With today being Leap Day in this Leap Year of 2012, thought I’d blog this week on the idea of such a time. Though Julius Caesar established the 365-day calendar about 2,000 years ago, it was the Eygptians who added a Leap Day every 4 years and the Romans who choose February 29th–all this was needed because planet Earth doesn’t orbit the sun in an even 365 days. In reality, it takes 365 days, 5 hours, 49 minutes and 16 seconds to do this. So you can see how a Leap Day is a necessary adjustment.

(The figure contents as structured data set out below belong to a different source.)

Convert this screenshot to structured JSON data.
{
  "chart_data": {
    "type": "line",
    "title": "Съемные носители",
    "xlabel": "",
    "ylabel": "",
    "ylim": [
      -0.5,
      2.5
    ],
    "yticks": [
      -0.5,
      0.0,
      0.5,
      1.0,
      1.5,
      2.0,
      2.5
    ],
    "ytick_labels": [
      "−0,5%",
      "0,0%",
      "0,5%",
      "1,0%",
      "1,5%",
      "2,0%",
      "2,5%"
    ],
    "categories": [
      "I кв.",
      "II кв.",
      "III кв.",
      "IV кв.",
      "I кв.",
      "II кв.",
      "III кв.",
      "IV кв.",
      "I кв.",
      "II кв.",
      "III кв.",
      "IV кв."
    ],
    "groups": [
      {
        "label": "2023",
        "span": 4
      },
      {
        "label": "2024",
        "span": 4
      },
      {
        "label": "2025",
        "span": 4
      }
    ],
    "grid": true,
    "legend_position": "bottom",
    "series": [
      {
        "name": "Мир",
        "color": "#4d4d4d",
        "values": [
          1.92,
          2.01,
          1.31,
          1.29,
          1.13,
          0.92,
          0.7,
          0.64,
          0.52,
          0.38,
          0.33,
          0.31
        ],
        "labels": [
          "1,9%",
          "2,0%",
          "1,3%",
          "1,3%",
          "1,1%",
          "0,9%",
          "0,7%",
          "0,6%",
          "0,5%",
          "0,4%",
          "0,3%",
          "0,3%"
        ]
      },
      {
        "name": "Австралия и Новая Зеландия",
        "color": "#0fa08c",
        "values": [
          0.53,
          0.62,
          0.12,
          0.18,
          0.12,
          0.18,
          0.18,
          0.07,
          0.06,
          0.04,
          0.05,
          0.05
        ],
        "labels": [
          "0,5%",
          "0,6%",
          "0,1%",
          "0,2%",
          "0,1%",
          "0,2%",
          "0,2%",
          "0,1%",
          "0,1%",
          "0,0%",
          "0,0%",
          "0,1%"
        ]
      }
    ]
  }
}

Of course, why is this important to Aurora in the novel “Light Fixtures”? Because, as Leap Day is an odd slice of life, so are Aurora’s moods in the story. And as she’s in the early stages of teen bipolar disorder, she doesn’t notice anything odd–other than at times her two friends in the night woods, one a guide who seems so intense about her knowledge of who she is, and the other who’s equally intense about showing her the way to the guide’s cabin–about her mania, nor later her depression. She doesn’t identify these up-and-down thoughts, feelings, and actions as teen bipolar.
And, with 1963 not being a Leap year (1964 would be), Aurora’s not thinking about the odd day, anyway. If she were, she might remember that sometimes odd days or odd events might just be a time to consider one’s own idiosyncratic ways, ways that might indeed differ from the norm.
Nevertheless, hope you enjoy your extra February Day.